KiigelHeart said:
I know actual malice is a legal term and I still think it's easy to establish here. She knew him personally and made statements about something that happened between them. She was there so she knows the truth. Yet her claims were found untrue. The basis is she's intentionally lying. Idk who Alex Jones is but it's difficult to establish actual malice if someone is talking shit about someone they don't personally know or events they didn't witness themselves. They can always say "well my sources told me this and I'm dumb enough to believe it" etc. Or if you claim Biden flashed his dick to you "well I've never seen him in person before, I really thought it was him". Interesting case from legal aspect though. |
It really depends on how you interpret the terms abuse or sexual abuse. I would argue, if I were on Heard's side, that the statements only meant that Heard found his behaviors to be abusive. If abusive means abusive by Heard's standards, then you would need to show that she didn't actually consider the behaviors abusive. And again, when she has a personality disorder, as Depp's team argued, I think you could make a case that she simply had a warped perspective, and believed herself to have been abused. But she didn't want to make that case. On the other hand, you could take her statement to mean that Depp's behavior met the standards that society in general would find to be abusive. In that case, actual malice would not be super hard to prove.

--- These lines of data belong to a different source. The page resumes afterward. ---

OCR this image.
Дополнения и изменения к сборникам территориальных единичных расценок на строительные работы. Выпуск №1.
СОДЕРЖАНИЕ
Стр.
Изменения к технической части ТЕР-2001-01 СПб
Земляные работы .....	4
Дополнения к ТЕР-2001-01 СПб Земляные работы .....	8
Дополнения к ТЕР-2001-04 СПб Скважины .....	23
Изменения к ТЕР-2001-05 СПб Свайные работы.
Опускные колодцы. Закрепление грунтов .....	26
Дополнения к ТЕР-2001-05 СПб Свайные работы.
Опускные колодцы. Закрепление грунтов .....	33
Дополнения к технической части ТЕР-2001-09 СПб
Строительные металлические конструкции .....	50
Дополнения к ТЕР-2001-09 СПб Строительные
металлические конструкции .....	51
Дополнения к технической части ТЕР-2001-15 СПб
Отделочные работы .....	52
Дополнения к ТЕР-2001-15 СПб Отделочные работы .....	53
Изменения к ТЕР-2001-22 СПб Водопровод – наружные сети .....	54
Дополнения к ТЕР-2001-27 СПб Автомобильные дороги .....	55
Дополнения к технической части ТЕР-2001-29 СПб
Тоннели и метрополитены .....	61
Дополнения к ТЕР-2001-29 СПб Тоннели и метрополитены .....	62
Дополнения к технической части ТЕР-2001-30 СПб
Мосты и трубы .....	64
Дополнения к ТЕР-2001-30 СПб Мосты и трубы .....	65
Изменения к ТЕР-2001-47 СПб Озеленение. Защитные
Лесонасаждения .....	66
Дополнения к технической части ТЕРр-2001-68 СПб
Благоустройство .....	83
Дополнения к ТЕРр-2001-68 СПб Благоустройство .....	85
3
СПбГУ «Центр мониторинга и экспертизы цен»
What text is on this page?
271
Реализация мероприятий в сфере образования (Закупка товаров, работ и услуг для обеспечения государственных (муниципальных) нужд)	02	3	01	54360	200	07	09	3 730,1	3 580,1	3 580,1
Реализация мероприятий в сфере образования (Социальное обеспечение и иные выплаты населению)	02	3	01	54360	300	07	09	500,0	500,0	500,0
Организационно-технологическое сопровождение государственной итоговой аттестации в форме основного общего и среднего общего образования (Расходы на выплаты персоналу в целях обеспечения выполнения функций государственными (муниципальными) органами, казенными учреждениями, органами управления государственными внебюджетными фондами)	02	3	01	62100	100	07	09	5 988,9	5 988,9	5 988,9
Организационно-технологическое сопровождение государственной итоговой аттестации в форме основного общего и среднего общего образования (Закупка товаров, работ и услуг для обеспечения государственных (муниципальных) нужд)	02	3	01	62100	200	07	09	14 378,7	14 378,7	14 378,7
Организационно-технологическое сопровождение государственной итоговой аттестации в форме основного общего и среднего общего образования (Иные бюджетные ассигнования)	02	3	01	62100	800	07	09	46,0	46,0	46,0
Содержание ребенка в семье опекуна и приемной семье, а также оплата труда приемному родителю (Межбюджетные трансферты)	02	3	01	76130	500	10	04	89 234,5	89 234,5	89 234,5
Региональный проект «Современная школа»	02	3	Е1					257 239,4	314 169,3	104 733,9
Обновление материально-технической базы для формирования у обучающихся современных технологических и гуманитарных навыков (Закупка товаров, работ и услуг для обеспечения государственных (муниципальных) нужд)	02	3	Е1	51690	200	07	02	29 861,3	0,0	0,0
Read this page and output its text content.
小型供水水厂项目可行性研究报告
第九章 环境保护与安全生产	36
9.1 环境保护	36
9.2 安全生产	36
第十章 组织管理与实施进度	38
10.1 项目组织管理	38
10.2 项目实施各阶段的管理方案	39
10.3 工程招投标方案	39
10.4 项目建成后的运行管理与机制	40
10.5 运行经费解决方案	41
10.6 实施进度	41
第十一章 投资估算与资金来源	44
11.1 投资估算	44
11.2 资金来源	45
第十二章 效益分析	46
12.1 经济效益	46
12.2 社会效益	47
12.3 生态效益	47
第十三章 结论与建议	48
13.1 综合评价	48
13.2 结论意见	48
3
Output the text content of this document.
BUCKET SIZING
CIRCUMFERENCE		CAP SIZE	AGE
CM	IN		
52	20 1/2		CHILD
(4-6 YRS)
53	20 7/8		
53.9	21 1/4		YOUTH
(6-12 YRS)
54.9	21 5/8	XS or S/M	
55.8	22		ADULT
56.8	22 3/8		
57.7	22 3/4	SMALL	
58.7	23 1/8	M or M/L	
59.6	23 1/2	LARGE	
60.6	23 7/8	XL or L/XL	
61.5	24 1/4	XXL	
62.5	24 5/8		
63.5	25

The really weird part to me is that the jury also found that Johnny Depp's statement, through his lawyer, that the whole thing was a hoax designed to hurt him was also found defamatory against Heard. And I'm not quite sure how the jury could seemingly hold both that Johnny Depp was lying when he said it was a hoax, but that she knowingly lied about the abuse. Those two things don't square up for me. It's possible that the jury kind of compromised, which sadly happens alot. Like, there was one person on the jury who wanted to find for Heard, but they appeased them by calling one of Depp's statements defamatory. Or of course, it could just be something I'm missing. Unfortunately, jury deliberations are private, so I guess we'll never know.